What makes the museum distinctive among Greek institutions is the seven conservation workshops housed in 2,750 square meters of climate-controlled space beneath the public galleries. The icon conservation workshop, the museum's oldest, has used X-ray, ultraviolet, and infrared imaging since 1993 to reveal underlying paintings beneath the visible surface of icons. When the older painting is in good condition and significantly older than the surface above it, conservators can sometimes preserve both. The work takes months for a single icon, performed only rarely. Other workshops handle paper and parchment conservation, ceramic and glass restoration, metals cleaning, mosaic preservation, stone restoration, and the painstaking transfer of mural paintings onto fiberglass-backed supports for museum display. Storage rooms occupy another 1,200 square meters. Sculptures sit on movable pallets.
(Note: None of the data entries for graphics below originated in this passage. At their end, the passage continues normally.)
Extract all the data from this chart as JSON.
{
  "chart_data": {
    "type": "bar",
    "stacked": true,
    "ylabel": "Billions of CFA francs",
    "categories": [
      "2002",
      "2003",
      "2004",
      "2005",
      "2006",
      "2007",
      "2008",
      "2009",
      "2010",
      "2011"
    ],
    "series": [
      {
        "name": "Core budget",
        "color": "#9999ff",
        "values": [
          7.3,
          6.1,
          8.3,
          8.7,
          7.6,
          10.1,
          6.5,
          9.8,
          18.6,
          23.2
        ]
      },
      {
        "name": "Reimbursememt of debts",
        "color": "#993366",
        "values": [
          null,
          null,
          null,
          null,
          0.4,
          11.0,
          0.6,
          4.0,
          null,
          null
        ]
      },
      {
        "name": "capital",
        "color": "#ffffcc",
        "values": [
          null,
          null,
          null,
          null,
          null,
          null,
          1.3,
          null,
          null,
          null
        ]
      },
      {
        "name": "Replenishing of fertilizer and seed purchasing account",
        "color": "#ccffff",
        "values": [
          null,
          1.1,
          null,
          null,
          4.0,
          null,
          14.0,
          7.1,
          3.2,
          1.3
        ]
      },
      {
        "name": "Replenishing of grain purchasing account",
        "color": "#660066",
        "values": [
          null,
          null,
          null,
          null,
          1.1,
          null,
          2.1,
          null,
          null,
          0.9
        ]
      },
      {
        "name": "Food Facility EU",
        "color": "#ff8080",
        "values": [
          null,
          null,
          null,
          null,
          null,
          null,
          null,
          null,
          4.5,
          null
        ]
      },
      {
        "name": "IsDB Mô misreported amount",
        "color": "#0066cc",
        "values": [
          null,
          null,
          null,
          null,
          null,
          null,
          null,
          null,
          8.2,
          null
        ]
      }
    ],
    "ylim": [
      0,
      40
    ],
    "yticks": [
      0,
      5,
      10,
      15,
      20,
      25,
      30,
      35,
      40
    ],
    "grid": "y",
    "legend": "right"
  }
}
Icons and mosaics rest in horizontal sliding frames. After studying a Byzantine shipwreck, conservators learned to stack amphorae the way the original sailors had, a small detail of practical knowledge that survived 1,500 years to be useful again.

From the Air

Museum of Byzantine Culture: 40.6239 N, 22.9550 E, in central Thessaloniki, near the seafront and the Archaeological Museum. Best viewed below 2500 feet. Identifiable as a low brick-and-concrete complex set among trees, less imposing from the air than the nearby White Tower or Galerius Arch. Thessaloniki Airport (LGTS) is about 8 nm southeast. The Aegean Sea is immediately south. Class C airspace; coordinate with Thessaloniki approach. Mount Olympus is visible 50 nm southwest in clear weather, a useful navigational reference.